GSoC and SAFECode

Hi, everyone.

I'm a senior at Swarthmore College and would love to work with LLVM this
summer. I'm interested in systems languages and security, and I'll start
a PhD on these topics this fall. I also do a good deal of open source
development and auditing with OpenBSD and a variety of other projects.

I spent last year's GSoC doing security auditing for Pidgin/libpurple.
GSoC seems like a great way to spend this summer as well. I'm
particularly interested in the SAFECode project and LLVM's general
security and auditing features. I haven't worked a ton with LLVM in the
past, but I have a mostly finished strnlen(3) optimization I've been
meaning to resubmit:

https://marc.info/?l=llvm-commits&m=145485679322322&w=2

I also worked with Martin Natano to port the integer overflow checker to
OpenBSD and build a working kernel and userland with it. We now have a
patch that integrates it into the full system build through libc, and
fixed a number of bugs in the process.

Because of my background in auditing, I like to think I have an
intuition for which compiler and scanner features developers will find
useful and usable. I also have a good understanding of the more
theoretical aspects of language and compiler design, and I'm very
familiar with the ANSI C and POSIX specs.

In regards to potential projects, I'd like to rewrite the SAFECode
static array bounds check pass and add check optimizations (both to
remove statically unnecessary checks and improve the generated code for
remaining ones). In the process, I'd refactor and simplify what already
exists, fixing bugs as I encounter them. New checks at the libc API
level could also be interesting, if they're within the scope of the
project.

This work would almost certainly lead to an OpenBSD port. John would
probably be helpful on both accounts, as he's integrated SAFECode with
FreeBSD. I'm also competent with the OpenBSD port system's bulk build
infrastructure, so I'm confident that I could test SAFECode on a handful
of important projects or even en masse.

I'm open to other project ideas as well. If anyone else is mentoring a
project that seems like a good fit for me, please share.

Thanks for your time,
Michael McConville

Dear Michael,

If you're interested in SAFECode, the first step is to get SAFECode working with a newer version of LLVM. A Master's student did some work on this last summer with LLVM 3.7 but didn't finish. It would now need to be updated to LLVM 3.8 (though I suppose a completed LLVM 3.7 port would be fine with me).
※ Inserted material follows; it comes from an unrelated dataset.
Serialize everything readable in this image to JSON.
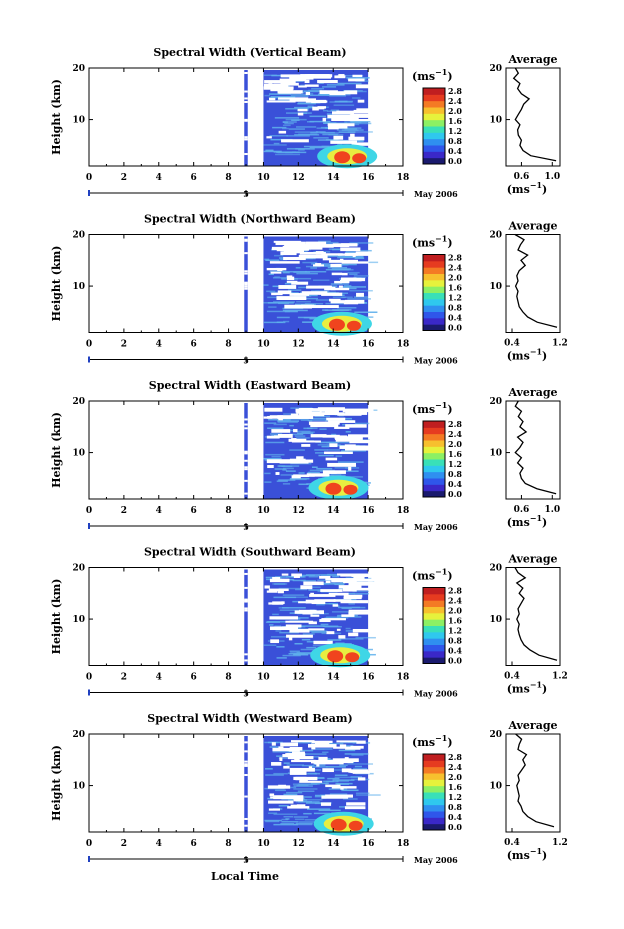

After that, there are some interesting projects on which to work. One would be static array bounds checking. That could be interesting, but it doesn't really address my immediate research needs. Right now, I'm more interested in getting the Baggy Bounds with Accurate Checking (BBAC) feature enabled so that we can use it in research. For example, we could try to get faster enforcement of memory safety on operating system kernels, examine the use of combined safe/unsafe languages for OS kernels (without letting C code violate the safety provided by the safe language), and enforce dynamic security policies on kernel modules (to thwart rootkits).

If you're interested in security projects on the kernel, you could enhance the KCoFI prototype to use a more accurate control-flow graph or to use code pointer integrity, or you could write optimizations for the software-fault isolation instrumentation (which would improve both KCoFI and Virtual Ghost, if you are familiar with those papers of mine).
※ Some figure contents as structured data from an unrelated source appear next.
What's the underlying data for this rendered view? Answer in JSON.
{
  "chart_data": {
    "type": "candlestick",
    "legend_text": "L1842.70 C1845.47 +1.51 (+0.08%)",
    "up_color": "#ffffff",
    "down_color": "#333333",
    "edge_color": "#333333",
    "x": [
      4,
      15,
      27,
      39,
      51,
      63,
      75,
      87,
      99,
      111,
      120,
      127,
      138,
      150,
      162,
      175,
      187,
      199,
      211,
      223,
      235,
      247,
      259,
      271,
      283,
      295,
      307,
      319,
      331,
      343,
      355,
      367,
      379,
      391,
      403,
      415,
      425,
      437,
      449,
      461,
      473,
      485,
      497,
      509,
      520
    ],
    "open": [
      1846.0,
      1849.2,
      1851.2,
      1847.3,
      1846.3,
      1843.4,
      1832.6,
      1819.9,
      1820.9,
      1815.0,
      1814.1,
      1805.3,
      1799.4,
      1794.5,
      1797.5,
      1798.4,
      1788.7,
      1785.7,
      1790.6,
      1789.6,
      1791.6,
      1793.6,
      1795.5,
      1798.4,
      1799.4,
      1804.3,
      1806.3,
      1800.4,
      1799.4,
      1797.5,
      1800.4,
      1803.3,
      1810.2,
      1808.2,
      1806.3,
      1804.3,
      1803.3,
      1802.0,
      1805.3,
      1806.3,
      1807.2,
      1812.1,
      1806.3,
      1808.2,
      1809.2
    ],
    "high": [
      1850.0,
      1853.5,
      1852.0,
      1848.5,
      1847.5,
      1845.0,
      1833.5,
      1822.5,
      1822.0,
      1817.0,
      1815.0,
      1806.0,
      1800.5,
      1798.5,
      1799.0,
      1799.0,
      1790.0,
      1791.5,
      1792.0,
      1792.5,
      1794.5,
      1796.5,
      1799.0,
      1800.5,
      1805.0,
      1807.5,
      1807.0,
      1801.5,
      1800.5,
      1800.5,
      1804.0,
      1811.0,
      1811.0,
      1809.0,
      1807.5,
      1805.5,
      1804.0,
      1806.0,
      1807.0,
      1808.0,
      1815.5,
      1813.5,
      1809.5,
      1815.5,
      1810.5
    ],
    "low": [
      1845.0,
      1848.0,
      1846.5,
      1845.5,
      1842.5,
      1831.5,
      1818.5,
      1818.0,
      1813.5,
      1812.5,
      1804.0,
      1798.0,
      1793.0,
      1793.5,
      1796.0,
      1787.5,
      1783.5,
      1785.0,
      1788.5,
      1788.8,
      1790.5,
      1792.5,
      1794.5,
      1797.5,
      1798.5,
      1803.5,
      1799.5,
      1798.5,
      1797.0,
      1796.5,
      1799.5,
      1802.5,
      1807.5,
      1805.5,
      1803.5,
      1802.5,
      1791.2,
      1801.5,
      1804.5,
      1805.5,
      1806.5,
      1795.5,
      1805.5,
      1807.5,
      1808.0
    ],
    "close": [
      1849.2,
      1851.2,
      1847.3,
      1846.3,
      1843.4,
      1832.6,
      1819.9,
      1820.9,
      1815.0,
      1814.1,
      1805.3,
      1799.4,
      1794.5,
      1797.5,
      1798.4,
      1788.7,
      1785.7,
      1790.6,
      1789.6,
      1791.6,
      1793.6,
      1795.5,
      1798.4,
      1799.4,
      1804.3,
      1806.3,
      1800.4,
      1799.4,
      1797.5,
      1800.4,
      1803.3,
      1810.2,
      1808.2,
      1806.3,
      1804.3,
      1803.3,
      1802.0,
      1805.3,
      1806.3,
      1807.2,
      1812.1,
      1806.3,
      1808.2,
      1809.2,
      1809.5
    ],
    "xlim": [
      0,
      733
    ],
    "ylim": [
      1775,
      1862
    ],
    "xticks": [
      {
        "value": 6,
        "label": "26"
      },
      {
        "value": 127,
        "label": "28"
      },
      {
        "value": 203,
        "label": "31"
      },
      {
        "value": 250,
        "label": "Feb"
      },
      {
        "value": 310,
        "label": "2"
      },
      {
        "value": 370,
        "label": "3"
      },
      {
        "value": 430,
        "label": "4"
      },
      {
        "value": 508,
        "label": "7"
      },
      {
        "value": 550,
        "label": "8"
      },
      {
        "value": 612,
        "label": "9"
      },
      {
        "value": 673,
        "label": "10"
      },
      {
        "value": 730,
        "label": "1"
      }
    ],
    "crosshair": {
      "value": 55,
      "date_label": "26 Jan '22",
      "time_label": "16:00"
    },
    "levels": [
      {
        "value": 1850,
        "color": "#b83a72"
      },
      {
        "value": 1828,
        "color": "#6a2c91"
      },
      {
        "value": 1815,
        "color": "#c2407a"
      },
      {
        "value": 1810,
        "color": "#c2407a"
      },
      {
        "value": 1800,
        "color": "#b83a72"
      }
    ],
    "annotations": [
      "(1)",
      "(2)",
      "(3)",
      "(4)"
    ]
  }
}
Does any of these projects sound interesting to you?

Regards,

John Criswell

Hi, everyone.

I'm a senior at Swarthmore College and would love to work with LLVM this
summer. I'm interested in systems languages and security, and I'll start
a PhD on these topics this fall. I also do a good deal of open source
development and auditing with OpenBSD and a variety of other projects.

I spent last year's GSoC doing security auditing for Pidgin/libpurple.
GSoC seems like a great way to spend this summer as well. I'm
particularly interested in the SAFECode project and LLVM's general
security and auditing features. I haven't worked a ton with LLVM in the
past, but I have a mostly finished strnlen(3) optimization I've been
meaning to resubmit:

'[PATCH] strlen -> strnlen optimization' - MARC

I also worked with Martin Natano to port the integer overflow checker to
OpenBSD and build a working kernel and userland with it. We now have a
patch that integrates it into the full system build through libc, and
fixed a number of bugs in the process.

Because of my background in auditing, I like to think I have an
intuition for which compiler and scanner features developers will find
useful and usable. I also have a good understanding of the more
theoretical aspects of language and compiler design, and I'm very
familiar with the ANSI C and POSIX specs.

Can you clarify what you mean by "theoretical aspects of language and compiler design?" Does that mean that you understand Kam/Ullman (i.e., classical) data-flow analysis and SSA-based compiler analysis algorithms?

John Criswell wrote:

If you're interested in SAFECode, the first step is to get SAFECode
working with a newer version of LLVM. A Master's student did some
work on this last summer with LLVM 3.7 but didn't finish. It would
now need to be updated to LLVM 3.8 (though I suppose a completed LLVM
3.7 port would be fine with me).

After that, there are some interesting projects on which to work. One
would be static array bounds checking. That could be interesting, but
it doesn't really address my immediate research needs. Right now, I'm
more interested in getting the Baggy Bounds with Accurate Checking
(BBAC) feature enabled so that we can use it in research. For
example, we could try to get faster enforcement of memory safety on
operating system kernels, examine the use of combined safe/unsafe
languages for OS kernels (without letting C code violate the safety
provided by the safe language), and enforce dynamic security policies
on kernel modules (to thwart rootkits).

If you're interested in security projects on the kernel, you could
enhance the KCoFI prototype to use a more accurate control-flow graph
or to use code pointer integrity, or you could write optimizations for
the software-fault isolation instrumentation (which would improve both
KCoFI and Virtual Ghost, if you are familiar with those papers of
mine).

Does any of these projects sound interesting to you?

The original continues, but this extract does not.